As a laboratory, Oak Ridge does not create products but only prototypes to prove an idea. The scientists have created a bench-top laboratory demonstration prototype that Datskos says could be packaged as a handheld device. The next step is for a company or other agency to advance the technology by pushing it to the product stage. “That’s beyond what we signed up to do,” Datskos explains. The principle works, so now moving forward is a matter of trying to package it to be reliable, robust and operable in field conditions. An independent manufacturer would look at issues such as power and the type of laser to make that a reality. “[Manufacturers] can afford to use more cost-effective electronics and processing tools ... You don’t have to go to a high-tech processing system. So the implications are tremendous,” Datskos states.
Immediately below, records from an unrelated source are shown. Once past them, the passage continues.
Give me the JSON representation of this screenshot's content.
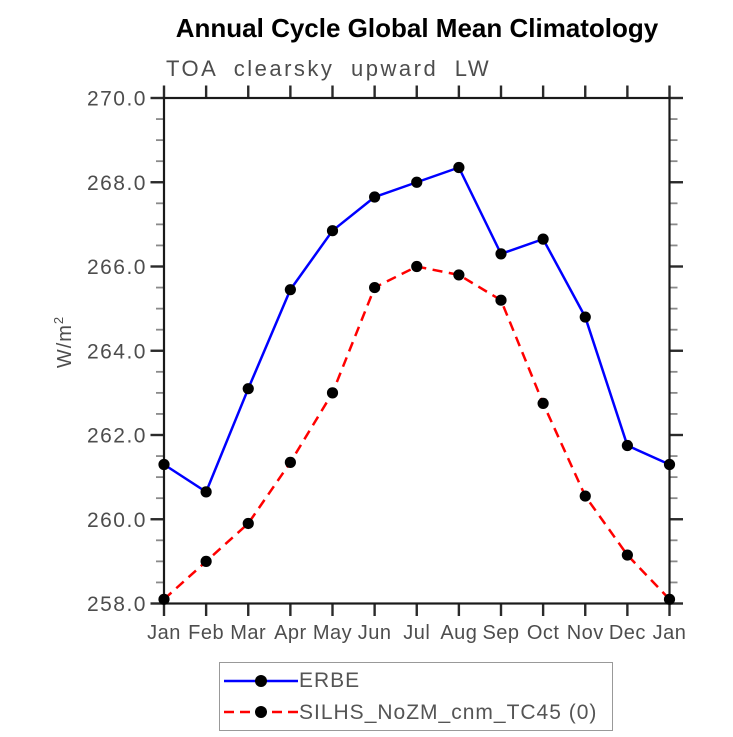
{
  "chart_data": {
    "type": "line",
    "title": "Annual Cycle Global Mean Climatology",
    "subtitle": "TOA clearsky upward LW",
    "ylabel": "W/m²",
    "ylabel_base": "W/m",
    "ylabel_exponent": "2",
    "categories": [
      "Jan",
      "Feb",
      "Mar",
      "Apr",
      "May",
      "Jun",
      "Jul",
      "Aug",
      "Sep",
      "Oct",
      "Nov",
      "Dec",
      "Jan"
    ],
    "ylim": [
      258.0,
      270.0
    ],
    "ytick_step": 2.0,
    "ytick_minor_step": 0.5,
    "ytick_labels": [
      "258.0",
      "260.0",
      "262.0",
      "264.0",
      "266.0",
      "268.0",
      "270.0"
    ],
    "grid": false,
    "legend_position": "bottom",
    "marker": {
      "shape": "circle",
      "color": "#000000"
    },
    "series": [
      {
        "name": "ERBE",
        "color": "#0000ff",
        "line_style": "solid",
        "values": [
          261.3,
          260.65,
          263.1,
          265.45,
          266.85,
          267.65,
          268.0,
          268.35,
          266.3,
          266.65,
          264.8,
          261.75,
          261.3
        ]
      },
      {
        "name": "SILHS_NoZM_cnm_TC45 (0)",
        "color": "#ff0000",
        "line_style": "dashed",
        "values": [
          258.1,
          259.0,
          259.9,
          261.35,
          263.0,
          265.5,
          266.0,
          265.8,
          265.2,
          262.75,
          260.55,
          259.15,
          258.1
        ]
      }
    ]
  }
}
He compares the sensor to the CD player. When it first was developed, it worked in the laboratory but not in the real world because of vibrations. “Now it works in your car; it works anywhere,” Datskos says. Manufacturers found a way to package the technology so it would operate in the field, and they were able to mass produce the technology.

Moving a prototype to a commercial product requires a high level of investment in part because the technology has to become easy for lay people to use. “The idea is experts could use this, but you also want nonexperts to turn the knob and say ‘Yes, it works. [Or] it doesn’t work,’” Datskos explains. Developers have to find a way to package the devices so anyone can use them, just as they did with CD and DVD technology. However, he also believes the hardest part of the work already is complete. “The most difficult thing is it’s an idea which has been implemented,” he says. “It works and that it essentially can be used.”
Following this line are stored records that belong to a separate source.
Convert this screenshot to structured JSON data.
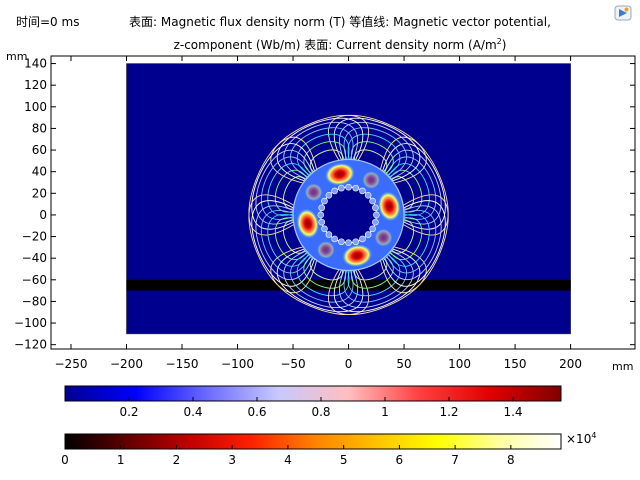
{
  "header": {
    "time_label": "时间=0 ms",
    "title_line1": "表面: Magnetic flux density norm (T)  等值线: Magnetic vector potential,",
    "title_line2a": "z-component (Wb/m)  表面: Current density norm (A/m",
    "title_line2_sup": "2",
    "title_line2b": ")"
  },
  "toolbar": {
    "icon": "comsol-logo-icon"
  },
  "axes": {
    "x_unit": "mm",
    "y_unit": "mm",
    "x_ticks": [
      -250,
      -200,
      -150,
      -100,
      -50,
      0,
      50,
      100,
      150,
      200
    ],
    "y_ticks": [
      140,
      120,
      100,
      80,
      60,
      40,
      20,
      0,
      -20,
      -40,
      -60,
      -80,
      -100,
      -120
    ],
    "x_range": [
      -268,
      258
    ],
    "y_range": [
      -124,
      147
    ]
  },
  "chart_data": {
    "type": "heatmap",
    "title": "Magnetic flux density norm (T); contours: Magnetic vector potential, z-component (Wb/m); Current density norm (A/m^2)",
    "domain": {
      "x": [
        -200,
        200
      ],
      "y": [
        -110,
        140
      ]
    },
    "background_color": "#00008f",
    "black_strip_y": [
      -70,
      -60
    ],
    "stator_ring": {
      "center": [
        0,
        0
      ],
      "inner_radius": 25,
      "outer_radius": 50
    },
    "pole_count": 8,
    "strong_poles_deg": [
      -78,
      12,
      102,
      192
    ],
    "petal_lobes_count": 8,
    "colorbar_B": {
      "label_unit": "T",
      "range": [
        0,
        1.55
      ],
      "ticks": [
        "0.2",
        "0.4",
        "0.6",
        "0.8",
        "1",
        "1.2",
        "1.4"
      ],
      "tick_values": [
        0.2,
        0.4,
        0.6,
        0.8,
        1.0,
        1.2,
        1.4
      ],
      "colors": [
        "#00008f",
        "#0000ff",
        "#6a6aff",
        "#c8c8ff",
        "#ffbfbf",
        "#ff4040",
        "#e00000",
        "#800000"
      ]
    },
    "colorbar_J": {
      "label_unit": "A/m^2",
      "range": [
        0,
        8.9
      ],
      "exponent_label": "×10",
      "exponent_power": "4",
      "ticks": [
        "0",
        "1",
        "2",
        "3",
        "4",
        "5",
        "6",
        "7",
        "8"
      ],
      "tick_values": [
        0,
        1,
        2,
        3,
        4,
        5,
        6,
        7,
        8
      ],
      "colors": [
        "#000000",
        "#600000",
        "#c00000",
        "#ff2000",
        "#ff8000",
        "#ffc000",
        "#ffff00",
        "#ffffa0",
        "#ffffff"
      ]
    }
  }
}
Once the initial investment has been made, however, further production of this sensor should be less expensive than other similar devices. “In the long run it will be cost-effective plus it will enable detection limits not possible before with traditional techniques,” Datskos explains. The new sensor especially can improve operations in noisy environments where the vibrations can affect traditional sensors and wash out signals.
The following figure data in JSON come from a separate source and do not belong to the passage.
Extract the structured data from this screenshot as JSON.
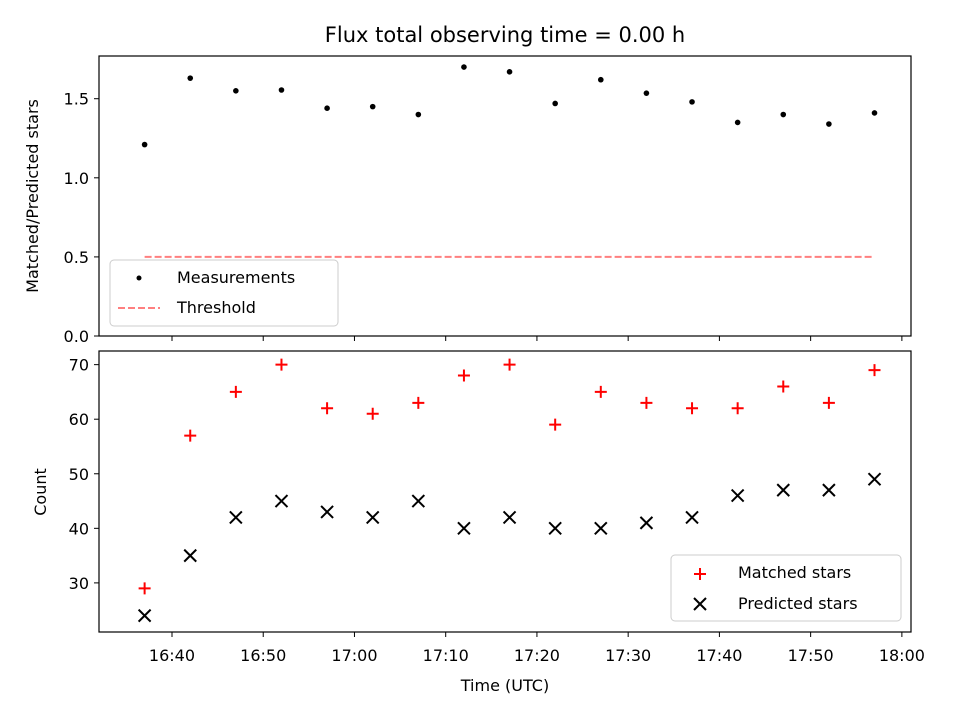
{
  "chart_data": [
    {
      "type": "scatter",
      "title": "Flux total observing time = 0.00 h",
      "xlabel": "",
      "ylabel": "Matched/Predicted stars",
      "ylim": [
        0,
        1.77
      ],
      "yticks": [
        "0.0",
        "0.5",
        "1.0",
        "1.5"
      ],
      "series": [
        {
          "name": "Measurements",
          "marker": "dot",
          "color": "#000000",
          "x": [
            "16:37",
            "16:42",
            "16:47",
            "16:52",
            "16:57",
            "17:02",
            "17:07",
            "17:12",
            "17:17",
            "17:22",
            "17:27",
            "17:32",
            "17:37",
            "17:42",
            "17:47",
            "17:52",
            "17:57"
          ],
          "values": [
            1.21,
            1.63,
            1.55,
            1.555,
            1.44,
            1.45,
            1.4,
            1.7,
            1.67,
            1.47,
            1.62,
            1.535,
            1.48,
            1.35,
            1.4,
            1.34,
            1.41
          ]
        },
        {
          "name": "Threshold",
          "style": "dashed-line",
          "color": "#ff7f7f",
          "x": [
            "16:37",
            "17:57"
          ],
          "values": [
            0.5,
            0.5
          ]
        }
      ],
      "legend": {
        "position": "lower-left",
        "entries": [
          {
            "label": "Measurements"
          },
          {
            "label": "Threshold"
          }
        ]
      }
    },
    {
      "type": "scatter",
      "title": "",
      "xlabel": "Time (UTC)",
      "ylabel": "Count",
      "ylim": [
        21,
        72.5
      ],
      "yticks": [
        "30",
        "40",
        "50",
        "60",
        "70"
      ],
      "xticks": [
        "16:40",
        "16:50",
        "17:00",
        "17:10",
        "17:20",
        "17:30",
        "17:40",
        "17:50",
        "18:00"
      ],
      "series": [
        {
          "name": "Matched stars",
          "marker": "plus",
          "color": "#ff0000",
          "x": [
            "16:37",
            "16:42",
            "16:47",
            "16:52",
            "16:57",
            "17:02",
            "17:07",
            "17:12",
            "17:17",
            "17:22",
            "17:27",
            "17:32",
            "17:37",
            "17:42",
            "17:47",
            "17:52",
            "17:57"
          ],
          "values": [
            29,
            57,
            65,
            70,
            62,
            61,
            63,
            68,
            70,
            59,
            65,
            63,
            62,
            62,
            66,
            63,
            69
          ]
        },
        {
          "name": "Predicted stars",
          "marker": "x",
          "color": "#000000",
          "x": [
            "16:37",
            "16:42",
            "16:47",
            "16:52",
            "16:57",
            "17:02",
            "17:07",
            "17:12",
            "17:17",
            "17:22",
            "17:27",
            "17:32",
            "17:37",
            "17:42",
            "17:47",
            "17:52",
            "17:57"
          ],
          "values": [
            24,
            35,
            42,
            45,
            43,
            42,
            45,
            40,
            42,
            40,
            40,
            41,
            42,
            46,
            47,
            47,
            49
          ]
        }
      ],
      "legend": {
        "position": "lower-right",
        "entries": [
          {
            "label": "Matched stars"
          },
          {
            "label": "Predicted stars"
          }
        ]
      }
    }
  ]
}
Though the Oak Ridge scientists already have proved their theory, have created a laboratory prototype and are ready to pass their research to an organization that wants to develop a field-ready device, their work continues. “As scientists, we’re never done,” Datskos says. “We are done with parts of this work. At this stage, where basic science has been addressed to solve major problems, we know what the next steps will be for more, better, new things.”

Again, those next steps depend on money. To continue pushing the science forward requires more research dollars. “Development funding could keep going to develop this particular sensor from this stage on,” Datskos explains. However, as a scientist, his thrust is not only to use similar approaches in different ways but also to develop new approaches to traditional methods and tools.

Lavrik echoes his research mate, saying that they can continue to explore different aspects of this type of sensing phenomena, pushing the limits of what is possible. But a technology transfer of what they already have discovered will depend on funding from a company or an agency interested in particular applications of the idea.